No, lab created diamonds, like mined diamonds do not ever get cloudy.
There could, however, be a buildup of dirt, dust, oil and other particles if the jewelry is not cleaned properly from time to time.
A frequent soak of the diamond in warm soapy water and cleaned with a mild toothbrush will ensure that the jewelry remains as sparkly as possible.
–Are Lab Grown Diamonds as Good as Natural Diamonds?
Yes, lab grown diamonds are, in all certainty, as good if not better than natural diamonds.
Technically speaking, lab grown diamonds are natural diamonds.

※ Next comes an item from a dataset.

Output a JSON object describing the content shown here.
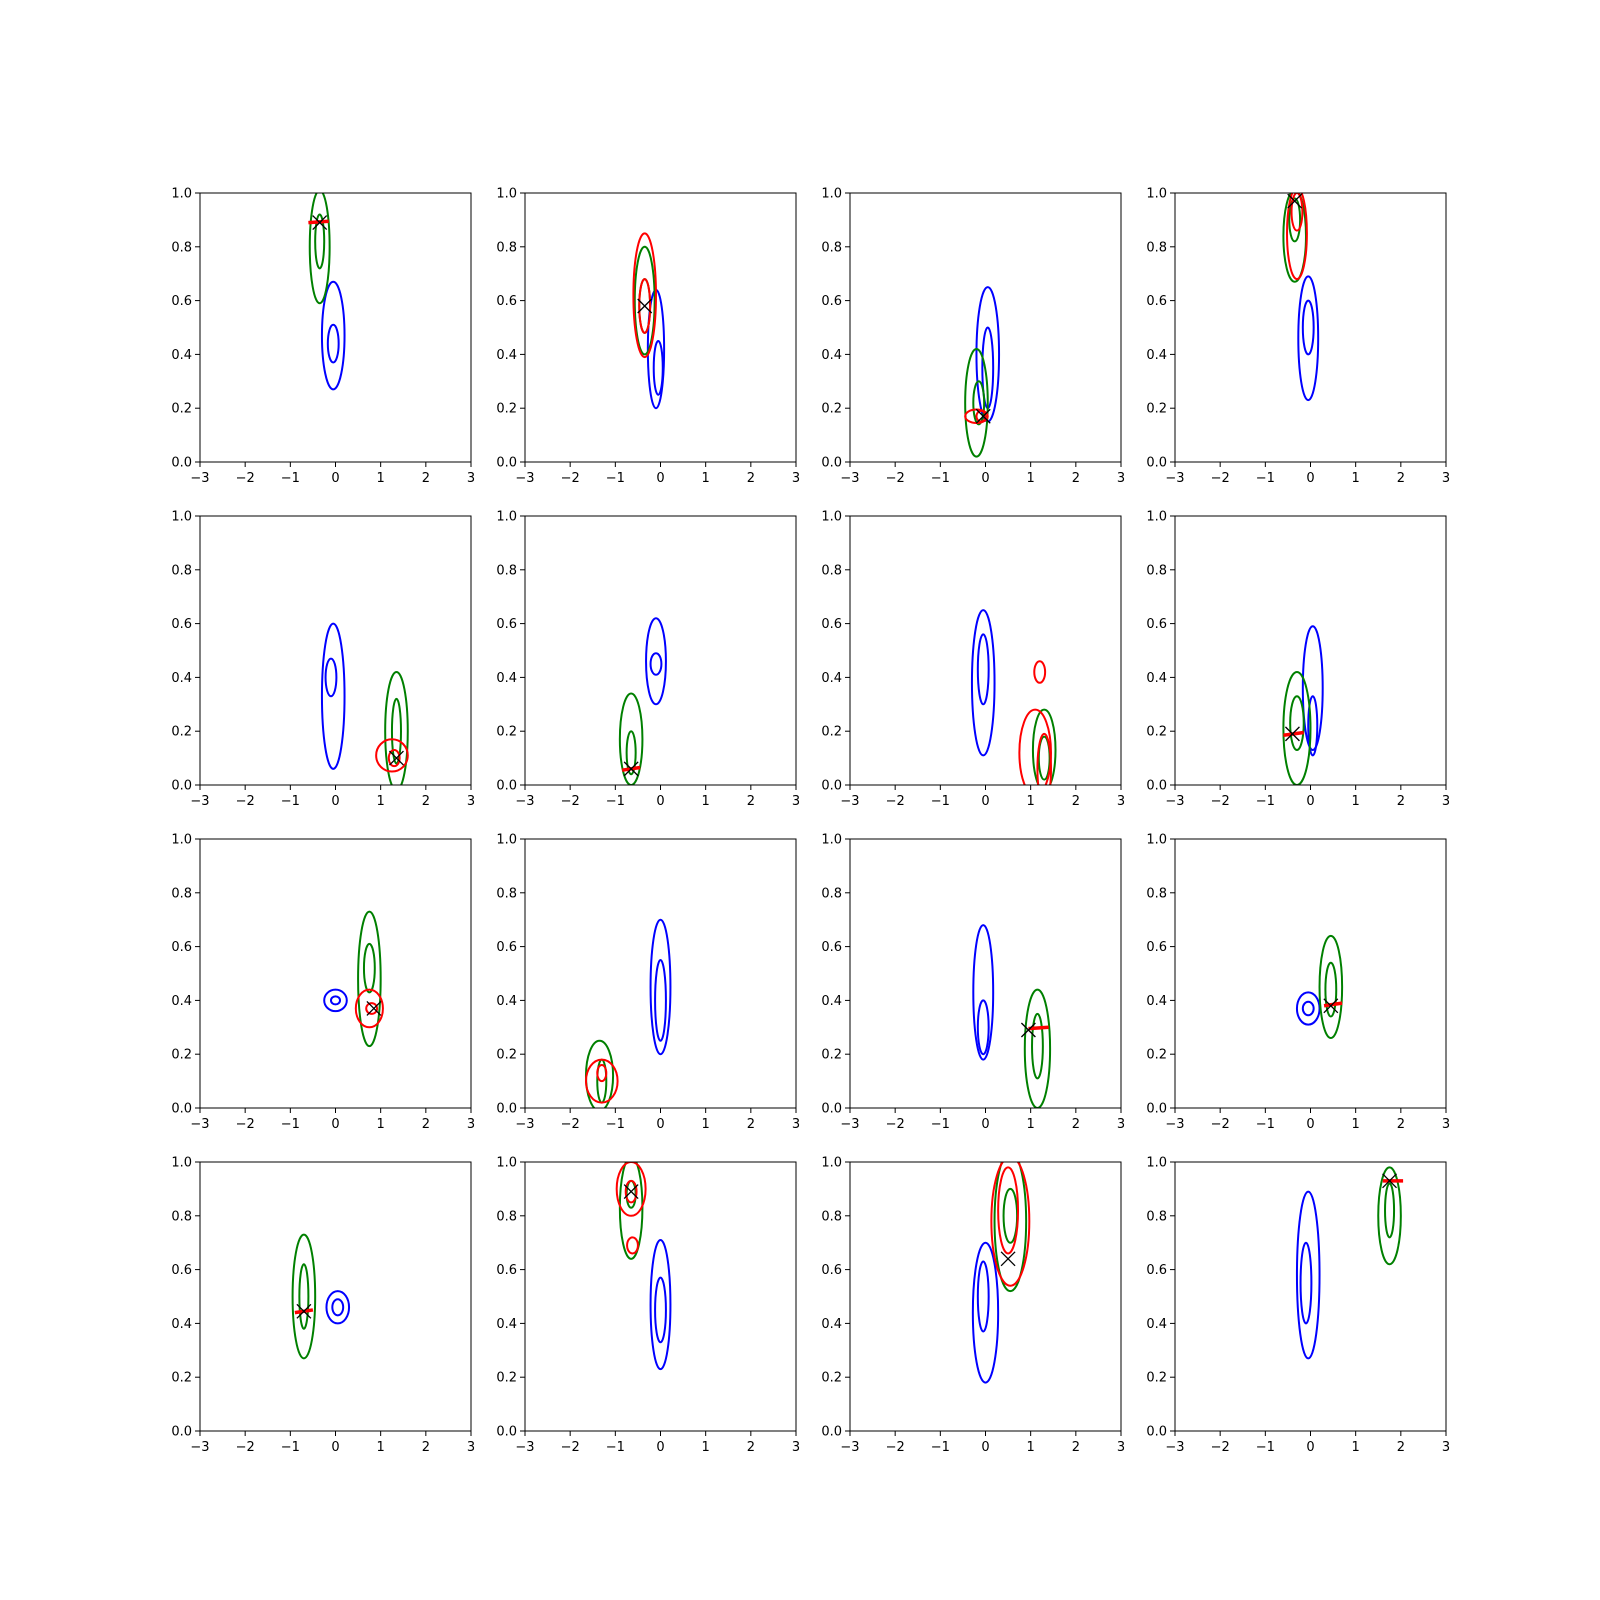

They are created from the carbon that is freely available in nature and treated to extremely high temperatures and high pressure to form an unpolished diamond.
–Are Lab Diamonds Gia Certified?
Yes, certainly. Lab diamonds are certified by GIA.
The minute structural and molecular level differences that occur in mined and lab-sourced diamonds are studied in-depth and differentiated in the highly equipped laboratory at GIA.
The analysis and grading body has been grading lab-made diamonds since 2006. They evaluate based on the 4Cs.